It’s around this time of year that I get the chance to catch up and post about a few more obscure end of year picks.
Last year I chose the intriguing Hannah Peel album which featured a story about a woman from Barnsley who dreamed of space exploration. The album showed how to combine electronics and a brass band without it sounding forced or unnatural. Another selection from last year was Visible Cloaks who combined electronics with a Japanese aesthetic, which in retrospect acted as a gateway for some of my favourite records that I’d heard in 2018.
Eli Keszler is a New York-based sound artist (bear with me here, it isn’t as dry as it sounds). He has had work featured in installations in the UK at the V&A amongst other places. Stadium is his ninth album and is percussion based. It is mostly a skittering affair, a meeting of Elvin Jones and Mark Guiliana with old school drum and bass. Most tracks feature Eli working around his kit with some instrumental colour, such as piano notes on Lotus Awnings or vibraphone on Which Swarms Around It.
Stadium was inspired by Keszler interactions with buildings during his installation work, such as the Boston City Hall boiler room, pachinko gaming bars in Tokyo and the Le Corbusier designed Carpenter Centre at Harvard. The album is full of varying resonances whether with echoing chambers or metal on metal.
He discovered some redundant speakers built into the fabric of the Harvard building, connected them up and created a 15 channel stereo system. This marked a transition in Keszler’s approach from introducing his work into a building to actually using the internal architecture. You can read more Keszler’s approach in this interview at the self-titled website.
The album is quite beautiful and benefits from being played quietly as background ambient music or being turned up and enjoyed as a more visceral piece of percussive music.

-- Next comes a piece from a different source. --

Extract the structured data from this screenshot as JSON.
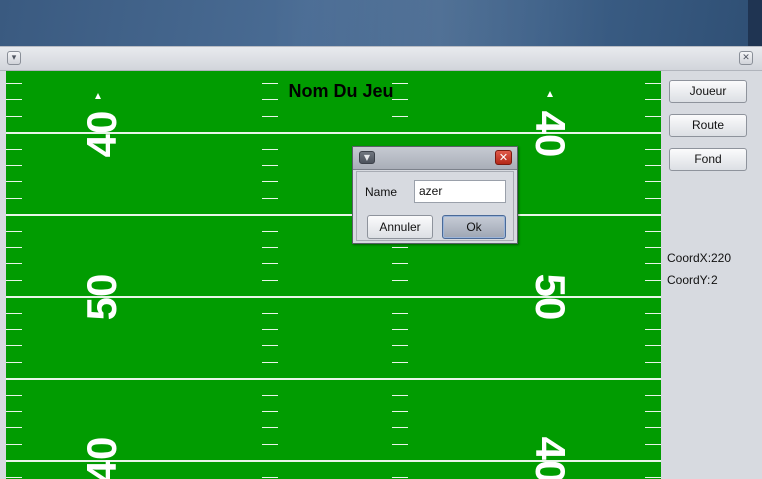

Keszler’s approach appears to be based on a traditional drum kit using triggers for the non-drumkit sounds. It does tie in nicely with much of the post-Blackstar music that I’ve been enjoying and one could imagine David Bowie getting his groove on to this.
Stadium is available from Bandcamp here.
The silver mesh cover photograph for this blog is of a screen using cellophane that Anni Albers created for a trade union space in Bernau to act as an acoustic reflecting material. It seemed apposite to reference Albers given that the methods she used for creating the order of her weaving ties in with Keszler’s approach plus she is the subject of an exhibition at the Tate Modern.
Albers was a pioneer, one of the few female Masters to be formally appointed in the short life of the Bauhaus art school in 1931. The school was closed a year later under pressure from the Nazis and she and her husband, Albert fled to the USA to work at the Black Mountain College in North Carolina.
She went on to become one of the most prominent textile artists in the world, living until the ripe old age of 94.
Albers work shows a sense of order. In some ways, she was the anti-Pollock. She made a little go along way and wasn’t in a hurry – weaving was a slow laborious business. This piece from 1928 entitled Black White Yellow shows her inventiveness. The threads used were those of the colours in the title, yet by working them together she created shades of grey and yellow from this three colour palette.
The exhibition is well worth a visit if you are in London, showing how Albers work developed from her time at the Bauhaus, absorbing influences from South America and the techniques used for creating her work. She used the weaving as wall hangings, room dividers or even as memorial pieces for the Jewish Museum in New York. The piece below was completed between 1966 and 1967, with six hangings each marking one million Jews killed during the Holocaust. Albers was from a Jewish family but had been christened a protestant, referring to herself as Jewish only in the “Hitler sense”.
Albers wrote in her essay “The Pliable Plane”:
The essentially structural principles that relate to the work of building and weaving could form the basis of a new understanding between the architect and the inventive weaver.
The same could be said about Keszler and the relationship of his music with buildings.
The Albers exhibition is running until 27 January.